高校受験の季節になると、彼女はいつもいろんな不登校の子を引っ張ってきた。
生徒と三人で定時制高校を訪問して、職員からいろんな話をしてもらった事があった。
名物教員として知られる彼の話は面白く、うつむいてばかりだったその子は初めて笑顔を見せた。
帰り道に三人で入ったラーメン屋で、「私、高校に行きます!」と彼女は宣言し、メグミさんが大喜びしたのを憶えている。
別の子を連れてきた時には、少し離れた熊本市内の通信制高校を訪問した。
幾つも回ったが、思った以上に経費がかかることが分かり、入学は難しそうだった。
気落ちしながら帰路につくと、駐車場近くに小さな天神さんが有ったので三人でお参りをした。
雪が舞い散る中、二人は長い間手を合わせていた。
あの時、あの子とメグミさんは何を祈ったのだろう。
あの子は、今どうしているだろう。
どの子も、支えてやりたいと思う様な素直な子ばかりだった。
メグミさんとは、年に1・2度連絡があったり無かったりしながらも付き合いは続いた。
私の退職の時は、三姉妹とジョンで心のこもった慰労会を開いてくれた。
そんな彼女が四十代も半ばになってから妊活に励み、待望の子どもを得た。
ジョンの家で開いた出産祝いのバーベキューでは、メグミさんはまだ首も据わらない愛娘を抱いて幸せ一杯の笑顔だった。

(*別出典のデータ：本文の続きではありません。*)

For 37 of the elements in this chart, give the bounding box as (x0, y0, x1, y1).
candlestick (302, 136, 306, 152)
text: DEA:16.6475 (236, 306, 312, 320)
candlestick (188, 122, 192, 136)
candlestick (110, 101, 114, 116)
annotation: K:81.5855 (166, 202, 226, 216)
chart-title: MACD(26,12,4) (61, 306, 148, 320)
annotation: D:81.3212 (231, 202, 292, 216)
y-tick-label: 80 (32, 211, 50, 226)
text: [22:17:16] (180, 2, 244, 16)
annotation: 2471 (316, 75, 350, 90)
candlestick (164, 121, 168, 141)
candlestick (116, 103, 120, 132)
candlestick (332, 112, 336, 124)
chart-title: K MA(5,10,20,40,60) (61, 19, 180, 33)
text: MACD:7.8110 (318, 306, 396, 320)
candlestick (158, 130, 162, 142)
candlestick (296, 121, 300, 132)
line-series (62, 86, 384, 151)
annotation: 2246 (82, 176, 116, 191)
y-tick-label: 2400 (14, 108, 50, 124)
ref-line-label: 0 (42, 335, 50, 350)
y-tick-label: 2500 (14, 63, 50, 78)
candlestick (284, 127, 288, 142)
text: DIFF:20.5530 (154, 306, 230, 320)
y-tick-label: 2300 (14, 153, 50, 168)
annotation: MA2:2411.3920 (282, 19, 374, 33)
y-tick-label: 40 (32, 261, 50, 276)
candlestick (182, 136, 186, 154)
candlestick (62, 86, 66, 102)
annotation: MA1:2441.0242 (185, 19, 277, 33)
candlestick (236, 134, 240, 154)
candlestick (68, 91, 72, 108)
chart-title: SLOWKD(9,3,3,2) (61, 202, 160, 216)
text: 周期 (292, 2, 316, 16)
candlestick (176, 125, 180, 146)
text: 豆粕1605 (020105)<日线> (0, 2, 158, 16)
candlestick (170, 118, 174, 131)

ひょっとしてこの頃が、彼女が一番幸せな時期だったのかも知れない。
最後に会ったのは、それから数年後の冬だった。
私の自宅近くのスーパーの出入り口で、娘を連れたメグミさんに偶然出会った。
娘さんはもう三歳になっていたろうか。
夕刻の忙しい時間帯で、長話はせず互いの近況だけ話してすぐに別れた。
その年明けに年賀状が来たが、筆無精の私は返事を出さなかった。
申し訳ないと思い、後で写真付きのメールを送ろうとしたが、アドレスが変わっていて届かなかった。
月日と共に、人との繋がりも次第に薄れていくのだと思った。
その年の11月、メグミさんから喪中欠礼が届いた。
「誰が亡くなったんだろう?」と文面を見たが、一度では理解できなかった。
『 妻メグミが逝去しました 』
「妻? メグミ?」
私は、はっとした。
ハガキは、メグミさんの夫からだった・・・
ハガキには、メグミさんが死んだということ以外には何一つ書いてなかった。
人が死ぬということは、こういうことなんだ。
ある日突然、何の前触れもなく消えていく・・・
納得できない私は、久々にジョンに電話をした。
「僕からは何も言えない。K中学時代の三姉妹に聞いてほしい・・・」
ジョンの声は沈んでいた。
次女格のミドリさんに聞くと、自死だと言うこと以外は何もわからないと言う。
「よっぽど辛かったんだね・・・」
電話の向こうで泣いていた。
その週末、ジョンの家に行って二人だけで酒を飲んだ。
ジョンは、死の数日前にメグミさんと職場で会ったそうだ。
いつも通りの快活な笑顔だったらしい。
私は、愛する娘を残して彼女が自分の命を絶つということが、どうしても信じられなかった。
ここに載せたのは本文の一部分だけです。